Inflation is, however, impacting corporate performance, RBI said in its report.(File)

New Delhi:

The Reserve Bank of India (RBI) today said it expects economic expansion to be between 6.1 per cent and 6.3 per cent in the July-September quarter which, if realised, will take India on a 7 per cent growth path for 2022-23.

The data for the second quarter of this financial year (July-September) is expected by November end.

“Based on high-frequency indicators, our nowcasting and full information models peg real GDP growth in July-September between 6.1 per cent and 6.3 per cent. If this is realised, India is on course for a growth rate of about 7 per cent in 2022-23,” the RBI said in its November bulletin.

The central bank said the cumulative procurement of rice during this kharif marketing season was more than last year’s collection, but wheat procurement has declined sharply.

The good news is that rabi sowing is up compared to last year. Good northeast monsoon rainfall and reservoir water storage levels are positive too, according to the RBI.

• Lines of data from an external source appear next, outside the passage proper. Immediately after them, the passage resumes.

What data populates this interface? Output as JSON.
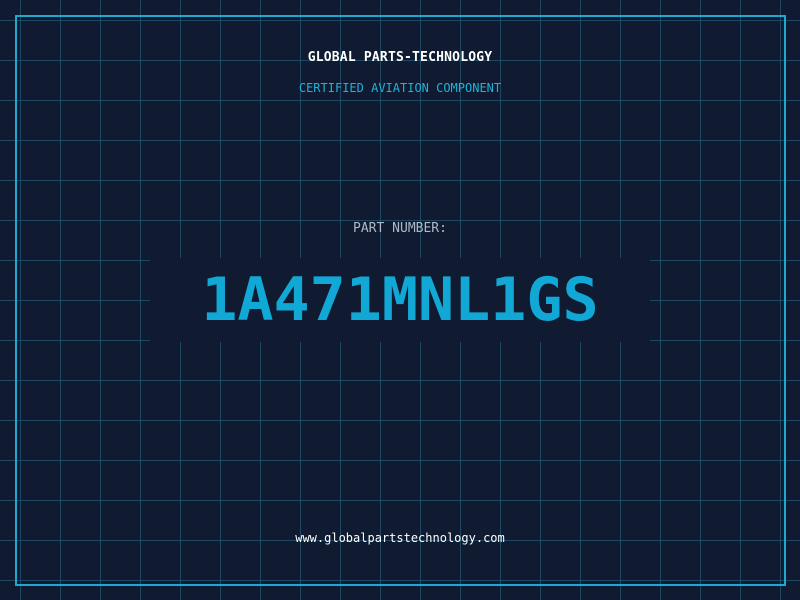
{
  "header": {
    "company": "GLOBAL PARTS-TECHNOLOGY",
    "subtitle": "CERTIFIED AVIATION COMPONENT"
  },
  "part": {
    "label": "PART NUMBER:",
    "number": "1A471MNL1GS"
  },
  "footer": {
    "website": "www.globalpartstechnology.com"
  },
  "colors": {
    "background": "#101a30",
    "grid": "#266e8c",
    "accent": "#1fa8d0",
    "text": "#ffffff",
    "muted": "#aeb9c8"
  }
}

With headline inflation showing signs of easing, the economy on the macro font is “resilient” but sensitive to formidable global headwinds, RBI said.

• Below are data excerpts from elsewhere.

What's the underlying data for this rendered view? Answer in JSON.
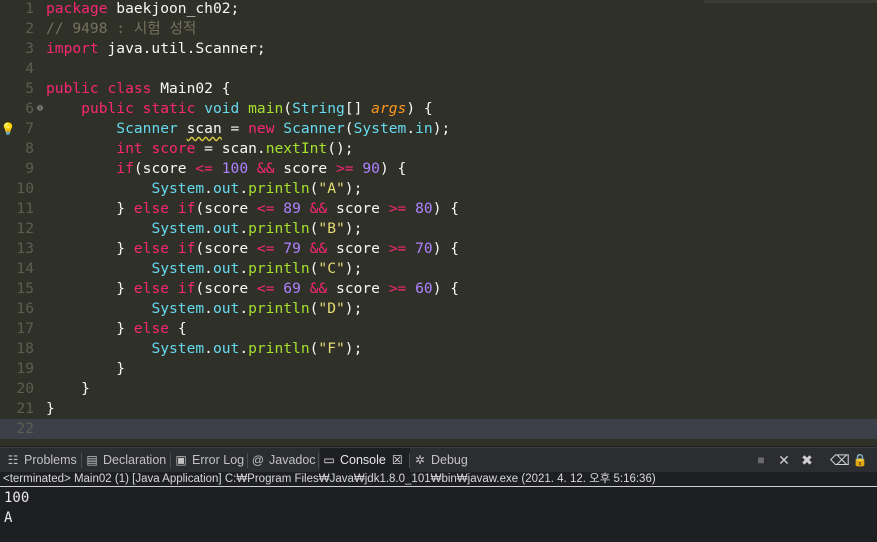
{
  "editor": {
    "lines": [
      [
        {
          "t": "package",
          "c": "kw"
        },
        {
          "t": " baekjoon_ch02;",
          "c": "pl"
        }
      ],
      [
        {
          "t": "// 9498 : 시험 성적",
          "c": "cm"
        }
      ],
      [
        {
          "t": "import",
          "c": "kw"
        },
        {
          "t": " java.util.Scanner;",
          "c": "pl"
        }
      ],
      [],
      [
        {
          "t": "public",
          "c": "kw"
        },
        {
          "t": " ",
          "c": "pl"
        },
        {
          "t": "class",
          "c": "kw"
        },
        {
          "t": " Main02 {",
          "c": "pl"
        }
      ],
      [
        {
          "t": "    ",
          "c": "pl"
        },
        {
          "t": "public",
          "c": "kw"
        },
        {
          "t": " ",
          "c": "pl"
        },
        {
          "t": "static",
          "c": "kw"
        },
        {
          "t": " ",
          "c": "pl"
        },
        {
          "t": "void",
          "c": "ty"
        },
        {
          "t": " ",
          "c": "pl"
        },
        {
          "t": "main",
          "c": "fn"
        },
        {
          "t": "(",
          "c": "pl"
        },
        {
          "t": "String",
          "c": "ty"
        },
        {
          "t": "[] ",
          "c": "pl"
        },
        {
          "t": "args",
          "c": "pa"
        },
        {
          "t": ") {",
          "c": "pl"
        }
      ],
      [
        {
          "t": "        ",
          "c": "pl"
        },
        {
          "t": "Scanner",
          "c": "ty"
        },
        {
          "t": " ",
          "c": "pl"
        },
        {
          "t": "scan",
          "c": "pl warn"
        },
        {
          "t": " = ",
          "c": "pl"
        },
        {
          "t": "new",
          "c": "kw"
        },
        {
          "t": " ",
          "c": "pl"
        },
        {
          "t": "Scanner",
          "c": "ty"
        },
        {
          "t": "(",
          "c": "pl"
        },
        {
          "t": "System",
          "c": "ty"
        },
        {
          "t": ".",
          "c": "pl"
        },
        {
          "t": "in",
          "c": "ty"
        },
        {
          "t": ");",
          "c": "pl"
        }
      ],
      [
        {
          "t": "        ",
          "c": "pl"
        },
        {
          "t": "int",
          "c": "kw"
        },
        {
          "t": " ",
          "c": "pl"
        },
        {
          "t": "score",
          "c": "kw"
        },
        {
          "t": " = scan.",
          "c": "pl"
        },
        {
          "t": "nextInt",
          "c": "fn"
        },
        {
          "t": "();",
          "c": "pl"
        }
      ],
      [
        {
          "t": "        ",
          "c": "pl"
        },
        {
          "t": "if",
          "c": "kw"
        },
        {
          "t": "(score ",
          "c": "pl"
        },
        {
          "t": "<=",
          "c": "kw"
        },
        {
          "t": " ",
          "c": "pl"
        },
        {
          "t": "100",
          "c": "num"
        },
        {
          "t": " ",
          "c": "pl"
        },
        {
          "t": "&&",
          "c": "kw"
        },
        {
          "t": " score ",
          "c": "pl"
        },
        {
          "t": ">=",
          "c": "kw"
        },
        {
          "t": " ",
          "c": "pl"
        },
        {
          "t": "90",
          "c": "num"
        },
        {
          "t": ") {",
          "c": "pl"
        }
      ],
      [
        {
          "t": "            ",
          "c": "pl"
        },
        {
          "t": "System",
          "c": "ty"
        },
        {
          "t": ".",
          "c": "pl"
        },
        {
          "t": "out",
          "c": "ty"
        },
        {
          "t": ".",
          "c": "pl"
        },
        {
          "t": "println",
          "c": "fn"
        },
        {
          "t": "(",
          "c": "pl"
        },
        {
          "t": "\"A\"",
          "c": "str"
        },
        {
          "t": ");",
          "c": "pl"
        }
      ],
      [
        {
          "t": "        } ",
          "c": "pl"
        },
        {
          "t": "else",
          "c": "kw"
        },
        {
          "t": " ",
          "c": "pl"
        },
        {
          "t": "if",
          "c": "kw"
        },
        {
          "t": "(score ",
          "c": "pl"
        },
        {
          "t": "<=",
          "c": "kw"
        },
        {
          "t": " ",
          "c": "pl"
        },
        {
          "t": "89",
          "c": "num"
        },
        {
          "t": " ",
          "c": "pl"
        },
        {
          "t": "&&",
          "c": "kw"
        },
        {
          "t": " score ",
          "c": "pl"
        },
        {
          "t": ">=",
          "c": "kw"
        },
        {
          "t": " ",
          "c": "pl"
        },
        {
          "t": "80",
          "c": "num"
        },
        {
          "t": ") {",
          "c": "pl"
        }
      ],
      [
        {
          "t": "            ",
          "c": "pl"
        },
        {
          "t": "System",
          "c": "ty"
        },
        {
          "t": ".",
          "c": "pl"
        },
        {
          "t": "out",
          "c": "ty"
        },
        {
          "t": ".",
          "c": "pl"
        },
        {
          "t": "println",
          "c": "fn"
        },
        {
          "t": "(",
          "c": "pl"
        },
        {
          "t": "\"B\"",
          "c": "str"
        },
        {
          "t": ");",
          "c": "pl"
        }
      ],
      [
        {
          "t": "        } ",
          "c": "pl"
        },
        {
          "t": "else",
          "c": "kw"
        },
        {
          "t": " ",
          "c": "pl"
        },
        {
          "t": "if",
          "c": "kw"
        },
        {
          "t": "(score ",
          "c": "pl"
        },
        {
          "t": "<=",
          "c": "kw"
        },
        {
          "t": " ",
          "c": "pl"
        },
        {
          "t": "79",
          "c": "num"
        },
        {
          "t": " ",
          "c": "pl"
        },
        {
          "t": "&&",
          "c": "kw"
        },
        {
          "t": " score ",
          "c": "pl"
        },
        {
          "t": ">=",
          "c": "kw"
        },
        {
          "t": " ",
          "c": "pl"
        },
        {
          "t": "70",
          "c": "num"
        },
        {
          "t": ") {",
          "c": "pl"
        }
      ],
      [
        {
          "t": "            ",
          "c": "pl"
        },
        {
          "t": "System",
          "c": "ty"
        },
        {
          "t": ".",
          "c": "pl"
        },
        {
          "t": "out",
          "c": "ty"
        },
        {
          "t": ".",
          "c": "pl"
        },
        {
          "t": "println",
          "c": "fn"
        },
        {
          "t": "(",
          "c": "pl"
        },
        {
          "t": "\"C\"",
          "c": "str"
        },
        {
          "t": ");",
          "c": "pl"
        }
      ],
      [
        {
          "t": "        } ",
          "c": "pl"
        },
        {
          "t": "else",
          "c": "kw"
        },
        {
          "t": " ",
          "c": "pl"
        },
        {
          "t": "if",
          "c": "kw"
        },
        {
          "t": "(score ",
          "c": "pl"
        },
        {
          "t": "<=",
          "c": "kw"
        },
        {
          "t": " ",
          "c": "pl"
        },
        {
          "t": "69",
          "c": "num"
        },
        {
          "t": " ",
          "c": "pl"
        },
        {
          "t": "&&",
          "c": "kw"
        },
        {
          "t": " score ",
          "c": "pl"
        },
        {
          "t": ">=",
          "c": "kw"
        },
        {
          "t": " ",
          "c": "pl"
        },
        {
          "t": "60",
          "c": "num"
        },
        {
          "t": ") {",
          "c": "pl"
        }
      ],
      [
        {
          "t": "            ",
          "c": "pl"
        },
        {
          "t": "System",
          "c": "ty"
        },
        {
          "t": ".",
          "c": "pl"
        },
        {
          "t": "out",
          "c": "ty"
        },
        {
          "t": ".",
          "c": "pl"
        },
        {
          "t": "println",
          "c": "fn"
        },
        {
          "t": "(",
          "c": "pl"
        },
        {
          "t": "\"D\"",
          "c": "str"
        },
        {
          "t": ");",
          "c": "pl"
        }
      ],
      [
        {
          "t": "        } ",
          "c": "pl"
        },
        {
          "t": "else",
          "c": "kw"
        },
        {
          "t": " {",
          "c": "pl"
        }
      ],
      [
        {
          "t": "            ",
          "c": "pl"
        },
        {
          "t": "System",
          "c": "ty"
        },
        {
          "t": ".",
          "c": "pl"
        },
        {
          "t": "out",
          "c": "ty"
        },
        {
          "t": ".",
          "c": "pl"
        },
        {
          "t": "println",
          "c": "fn"
        },
        {
          "t": "(",
          "c": "pl"
        },
        {
          "t": "\"F\"",
          "c": "str"
        },
        {
          "t": ");",
          "c": "pl"
        }
      ],
      [
        {
          "t": "        }",
          "c": "pl"
        }
      ],
      [
        {
          "t": "    }",
          "c": "pl"
        }
      ],
      [
        {
          "t": "}",
          "c": "pl"
        }
      ],
      []
    ],
    "current_line": 22,
    "fold_marker_line": 6,
    "bulb_line": 7,
    "fold_glyph": "⊖",
    "bulb_glyph": "💡"
  },
  "console_panel": {
    "tabs": [
      {
        "label": "Problems",
        "icon": "problems-icon",
        "glyph": "☷",
        "active": false
      },
      {
        "label": "Declaration",
        "icon": "declaration-icon",
        "glyph": "▤",
        "active": false
      },
      {
        "label": "Error Log",
        "icon": "error-log-icon",
        "glyph": "▣",
        "active": false
      },
      {
        "label": "Javadoc",
        "icon": "javadoc-icon",
        "glyph": "@",
        "active": false
      },
      {
        "label": "Console",
        "icon": "console-icon",
        "glyph": "▭",
        "active": true,
        "close": "☒"
      },
      {
        "label": "Debug",
        "icon": "debug-icon",
        "glyph": "✲",
        "active": false
      }
    ],
    "toolbar": [
      {
        "name": "terminate-icon",
        "glyph": "■"
      },
      {
        "name": "remove-launch-icon",
        "glyph": "✕"
      },
      {
        "name": "remove-all-terminated-icon",
        "glyph": "✖"
      },
      {
        "name": "clear-console-icon",
        "glyph": "⌫"
      },
      {
        "name": "scroll-lock-icon",
        "glyph": "🔒"
      }
    ],
    "status": "<terminated> Main02 (1) [Java Application] C:₩Program Files₩Java₩jdk1.8.0_101₩bin₩javaw.exe (2021. 4. 12. 오후 5:16:36)",
    "output": [
      "100",
      "A"
    ]
  }
}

“Urban demand appears robust, rural demand is muted but more recently picking up traction,” the bulletin said .

The banking system is well-capitalised, with capital ratios for the system well above 16 per cent of total risk-weighted assets. “Gross non-performing assets (GNPAs) have consistently declined, with net NPAs sliding down towards 1 per cent of total assets,” the RBI said.

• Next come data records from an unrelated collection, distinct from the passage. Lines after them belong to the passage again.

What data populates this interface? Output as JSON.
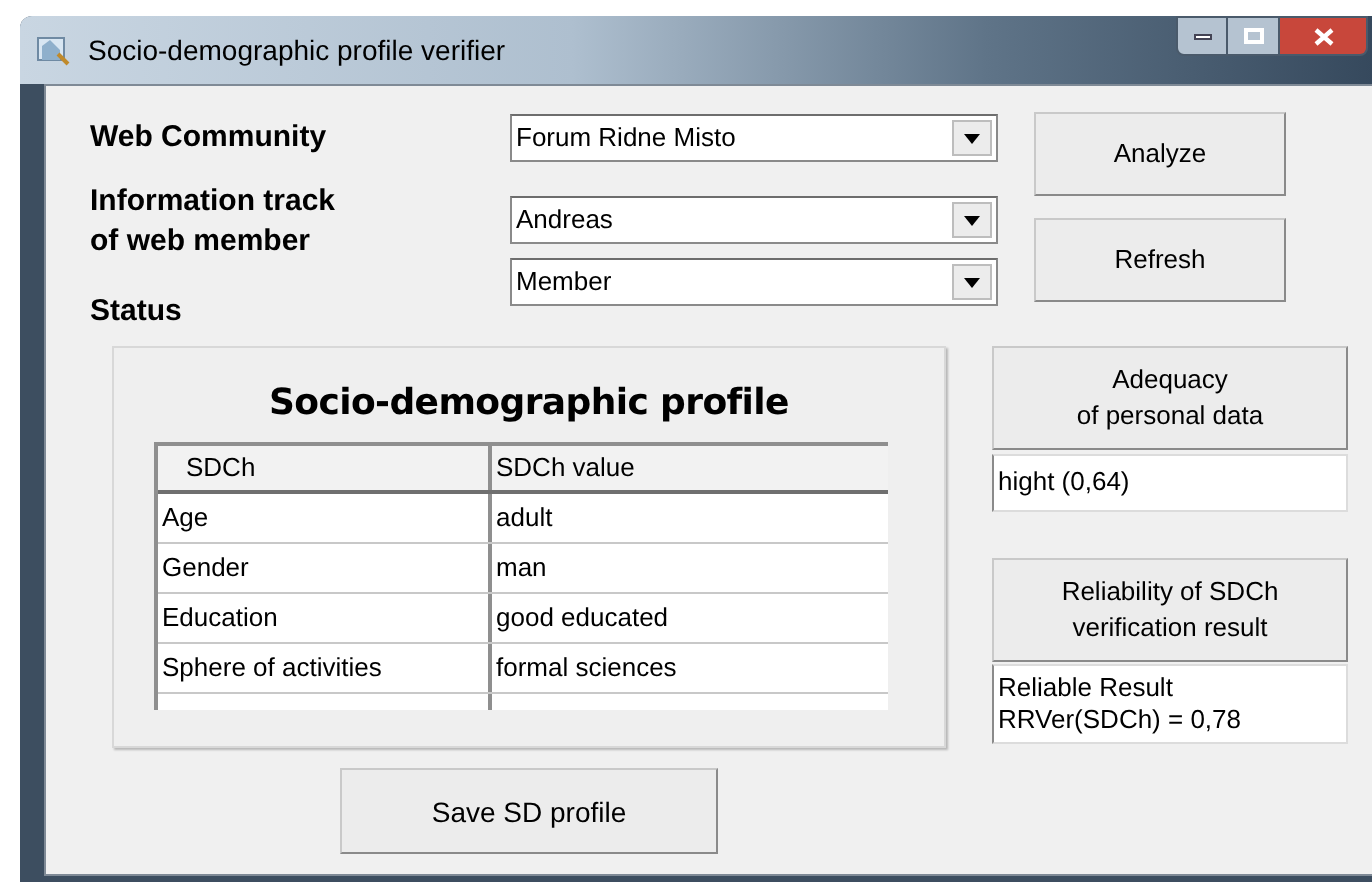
{
  "window": {
    "title": "Socio-demographic profile verifier"
  },
  "fields": [
    {
      "label": "Web Community",
      "value": "Forum Ridne Misto"
    },
    {
      "label": "Information track\nof web member",
      "value": "Andreas"
    },
    {
      "label": "Status",
      "value": "Member"
    }
  ],
  "buttons": [
    "Analyze",
    "Refresh"
  ],
  "profile": {
    "title": "Socio-demographic profile",
    "columns": [
      "SDCh",
      "SDCh value"
    ],
    "rows": [
      [
        "Age",
        "adult"
      ],
      [
        "Gender",
        "man"
      ],
      [
        "Education",
        "good educated"
      ],
      [
        "Sphere of activities",
        "formal sciences"
      ]
    ]
  },
  "adequacy": {
    "button": "Adequacy\nof personal data",
    "value": "hight (0,64)"
  },
  "reliability": {
    "button": "Reliability of SDCh\nverification result",
    "value": "Reliable Result\nRRVer(SDCh) = 0,78"
  },
  "save_button": "Save SD profile"
}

Inflation is, however, impacting corporate performance. Earnings results of more than 90 per cent of all listed non-financial companies point to the loss of momentum in earnings in the second quarter of 2022-23.

On the status of rupee, which has plunged to an all-time low of 83 level recently, the RBI said that the dollar’s rally to successive highs has sent currencies across the world into a downward spiral

A closer look reveals that emerging market currencies are posting only half the losses seen in advanced economy currencies, the bulletin said.

“Volatility in G7 currencies has surged above that of EM currencies for the first time since March 2020. This reflects resilience and the fact that early, aggressive rate hikes have delivered real rates or close to them, offering higher carry – Latin America has led the way.”